Looking once again at marches and protests, Trump’s rainy inauguration of only 160,000 attendees was overshadowed by not only Obama’s 1.8 million attendees in 2009, but also a record-setting peaceful demonstration of 500,000 Women’s March attendees in DC, 408 domestic marches attended by 3-4 million from the Atlantic to the Pacific, and 673 marches worldwide, totaling approximate attendance of 5 million protestors, in all. Marches ranged across all seven continents, including Antarctica. If you’ll excuse the millennial phraseology, America is woke.

These have not been our only marches. We’ve hatched inauguration protests, airport protests against Trump’s targeted Muslim ban, protests against both of his immigration enforcement orders, Not My President’s Day rallies, vigils for immigrant families, days of immigrant and refugee rights, marches for his tax returns, marches for science, and marches for climate change awareness have stormed capitol buildings, court houses, city, and town halls from coast to coast.

Across the country, voters are turning out in record numbers to congressional town halls to let our elected officials know we won’t stand up for this sort of behavior from them or our president. Our voices were heard so loud and so clear, a number of congressmen and women cancelled their rallies, no-showed, or held last-minute conference calls to avoid being held accountable to their behavior.

In fact, my home congressional district – the Texas 25th – hosts town hall events for our corrupt Congressman, Roger Williams, who hasn’t held his own town hall in nearly a decade. These aren’t the wild and heated overtures Republicans and Fox News would have you believe. A panel of policy experts is gathered, questions are asked by the audience, and answers are provided to the best of the ability of the panelists. In lieu of our always absent Congressman, a local volunteer collects binders full (Mitt Romney joke) of statements from Williams, and reads them when they’re pertinent to the question.

On the possibility of millions losing healthcare coverage, public outcry over the repeal of the affordable care act has caused yet-surmounted obstacles to republicans taking swift action to do so. They managed to barely force a Republican victory in the House, but the possibility of any success being found in the senate remains to be seen.

Our question remains how to continue to channel that strength. Almost 600 new Israeli settlements are now threatening the balance of peace and imposing potential turmoil in the Middle East. Trump’s administration has fully disavowed some of the most prestigious and accurate news agencies of our time, even banning them from closed-door sessions. Their attacks on truth and fact can be interpreted in no way other than as disinformation to fuel their own ambitions. Promises to release his tax returns leading up to the election and post-election have now been walked-back, especially in conjunction with new allegations about the administration’s ties to foreign leaders and intelligence agencies. To that same point, after only thirty days in office, we’d seen a resignation of two cabinet members, one for collusion, and another for a history of domestic violence before he could even be confirmed.

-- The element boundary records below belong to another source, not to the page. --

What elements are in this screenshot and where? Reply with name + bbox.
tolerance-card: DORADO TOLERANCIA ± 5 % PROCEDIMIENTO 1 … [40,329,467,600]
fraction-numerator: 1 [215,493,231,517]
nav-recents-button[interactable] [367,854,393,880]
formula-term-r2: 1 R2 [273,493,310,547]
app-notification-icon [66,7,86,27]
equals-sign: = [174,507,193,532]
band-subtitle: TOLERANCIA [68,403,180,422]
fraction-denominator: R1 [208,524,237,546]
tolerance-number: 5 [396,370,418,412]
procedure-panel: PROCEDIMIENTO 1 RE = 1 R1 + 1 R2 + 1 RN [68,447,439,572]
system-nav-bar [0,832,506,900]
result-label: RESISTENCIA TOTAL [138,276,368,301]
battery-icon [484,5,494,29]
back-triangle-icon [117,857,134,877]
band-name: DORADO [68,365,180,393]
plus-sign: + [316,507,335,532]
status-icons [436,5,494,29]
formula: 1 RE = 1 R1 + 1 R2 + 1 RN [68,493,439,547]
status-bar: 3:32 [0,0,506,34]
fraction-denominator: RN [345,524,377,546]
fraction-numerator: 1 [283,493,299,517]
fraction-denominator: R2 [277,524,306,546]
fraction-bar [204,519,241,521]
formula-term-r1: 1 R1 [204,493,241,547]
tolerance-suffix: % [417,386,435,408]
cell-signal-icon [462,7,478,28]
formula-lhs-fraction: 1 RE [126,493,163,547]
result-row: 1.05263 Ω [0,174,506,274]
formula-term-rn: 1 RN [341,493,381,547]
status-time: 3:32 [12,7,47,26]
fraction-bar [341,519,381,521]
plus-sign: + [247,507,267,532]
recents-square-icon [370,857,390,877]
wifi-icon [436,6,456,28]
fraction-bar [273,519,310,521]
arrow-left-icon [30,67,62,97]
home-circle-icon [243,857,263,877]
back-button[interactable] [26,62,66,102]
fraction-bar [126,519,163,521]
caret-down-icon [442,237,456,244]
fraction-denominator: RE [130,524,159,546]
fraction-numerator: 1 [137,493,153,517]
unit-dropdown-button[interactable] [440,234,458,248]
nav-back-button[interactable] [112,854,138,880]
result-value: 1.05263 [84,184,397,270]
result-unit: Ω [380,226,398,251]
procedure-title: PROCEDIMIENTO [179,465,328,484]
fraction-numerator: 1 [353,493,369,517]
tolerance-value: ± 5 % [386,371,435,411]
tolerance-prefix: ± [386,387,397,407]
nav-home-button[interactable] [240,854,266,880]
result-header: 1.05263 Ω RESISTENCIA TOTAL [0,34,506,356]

The nation has shown an aversion to the Trump presidency, with over 2,000 appointed positions yet unfilled. This temporary reprieve leaves his administration without the arms and legs needed for him to carry out his shameful seminal policies and prevent his promises for the dissolution of guaranteed social equalities like basic human, gender, and racial rights in this nation.

We, as the resistance, have some words for Donald Trump. When you STAND in favor of racial intolerance. And you STAND in favor of religious intolerance. When you don’t STAND in the way of racial and religious turmoil in America, AMERICA does not STAND with you.

We stand against you, against the violence and hatred you fail to adequately condemn. We will build the bridges you fail to build, and we will re-build the bridges you’ve chosen to burn. When you stand, in smugness, in the hallowed halls of the white house, you stand bearing the torch with which you’ve burned our bridges of peace and unity. We will not let you lead us down those dark hallways of hatred, bigotry, fear, and classism. We are the resistance. Hear our roar.